Noted industry advisor Jerry Epperson says wildfires in California and big storms in the Southeast could result in better business.

In his latest Mann Armistead Epperson Furnishings Digest Newsletter, Epperson, who has been working with the industry for more than five decades – the past 39 with the Richmond, VA-based investment banking firm – lamented the overall weakness in the furniture sector. “The home furnishings industry is entering its third year of ongoing weak consumer interest suffering from extreme complacency and lack of enthusiasm.”

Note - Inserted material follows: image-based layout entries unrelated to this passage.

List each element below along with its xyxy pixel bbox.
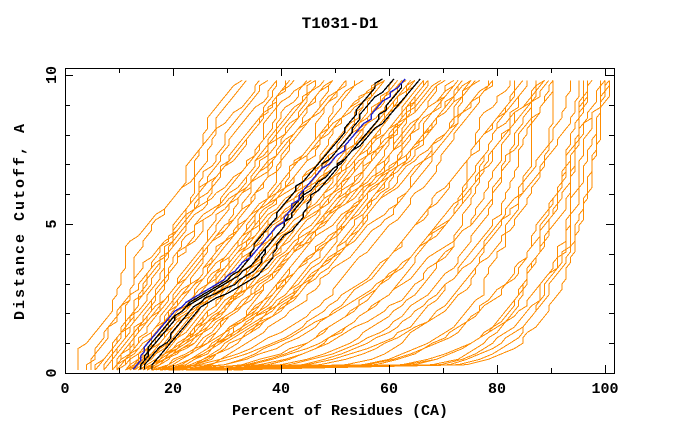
model-curve — [177, 80, 472, 371]
y-tick-label: 0 — [44, 368, 61, 377]
model-curve — [216, 80, 610, 371]
model-curve — [194, 80, 554, 371]
x-tick-label: 80 — [488, 381, 506, 398]
best-curve-group — [132, 78, 406, 370]
model-curve — [185, 80, 545, 371]
model-curve — [216, 80, 571, 371]
model-curve — [125, 80, 381, 371]
model-curve — [190, 80, 593, 371]
model-curve — [151, 80, 494, 371]
chart-title: T1031-D1 — [302, 15, 379, 33]
model-curve — [151, 80, 511, 371]
model-curve — [138, 80, 411, 371]
model-curve — [133, 80, 403, 370]
model-curve — [194, 80, 589, 371]
highlighted-model-curve — [151, 78, 421, 370]
model-curve — [138, 80, 381, 371]
model-curve — [207, 80, 550, 371]
axes-frame — [65, 68, 615, 374]
model-curve — [125, 80, 381, 371]
model-curve — [233, 80, 610, 371]
model-curve — [125, 80, 347, 371]
highlighted-model-curve — [143, 78, 406, 370]
model-curve — [164, 79, 472, 371]
model-curves-group — [77, 79, 610, 371]
model-curve — [155, 80, 429, 371]
model-curve — [207, 80, 602, 371]
model-curve — [112, 79, 312, 370]
model-curve — [116, 80, 334, 371]
model-curve — [194, 80, 554, 371]
model-curve — [116, 80, 317, 371]
model-curve — [216, 80, 580, 371]
model-curve — [112, 80, 290, 370]
best-model-curve — [132, 78, 406, 370]
model-curve — [194, 80, 545, 371]
y-tick-label: 5 — [44, 219, 61, 228]
model-curve — [77, 79, 243, 370]
x-tick-label: 100 — [591, 381, 618, 398]
model-curve — [220, 80, 610, 371]
model-curve — [181, 80, 524, 371]
x-tick-label: 20 — [164, 381, 182, 398]
y-tick-label: 10 — [44, 66, 61, 84]
model-curve — [112, 80, 325, 371]
y-axis-title: Distance Cutoff, A — [12, 122, 29, 320]
model-curve — [146, 80, 429, 371]
model-curve — [151, 80, 416, 371]
x-tick-label: 40 — [272, 381, 290, 398]
model-curve — [185, 80, 494, 371]
model-curve — [138, 79, 385, 371]
x-tick-label: 60 — [380, 381, 398, 398]
model-curve — [133, 80, 347, 371]
tick-labels-group: 0 20 40 60 80 100 0 5 10 — [44, 66, 619, 398]
x-tick-label: 0 — [60, 381, 69, 398]
model-curve — [142, 80, 420, 371]
model-curve — [159, 80, 459, 371]
highlighted-curves-group — [139, 78, 421, 370]
model-curve — [116, 79, 381, 371]
x-axis-title: Percent of Residues (CA) — [232, 403, 448, 420]
model-curve — [207, 80, 554, 371]
highlighted-model-curve — [139, 78, 383, 370]
model-curve — [86, 80, 247, 370]
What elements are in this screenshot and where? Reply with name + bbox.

But as tragic as they were, recent manmade and natural disasters have the potential to drive increased business for both furniture companies and home builders in the impacted areas. “Historically speaking, disasters that impact residential housing have a long record of accelerating housing recoveries through insurance. Could the disasters and our inventory excesses that continue to exist factor into our having a more rapid housing recovery in 2025?

“Already, for-sale housing inventories are up 14 percent as of now, (year vs. year) and the money is ready to finance a multi-year recovery in home sales,” Epperson said.

He believes furniture companies need to do a better job in promoting sales and improving from the past several years. “Too many of our stores and online retailers are looking at 2025 as being more of the same! We are not seeing the new product introductions that we need to spur consumer attention and interest this coming Spring.”

He said the industry is still suffering from “extreme inventory imbalances” and facing a myriad of problems from high shipping rates to the threat of tariffs to still-too-high inflation to mortgage rates that remain stubbornly unaffected by cuts in Federal Reserve lending rates. He did see some positive signs from the winter show circuit for furniture and home furnishings, where healthy attendance levels combined with wholesale prices remaining steady offered some encouragement for the industry.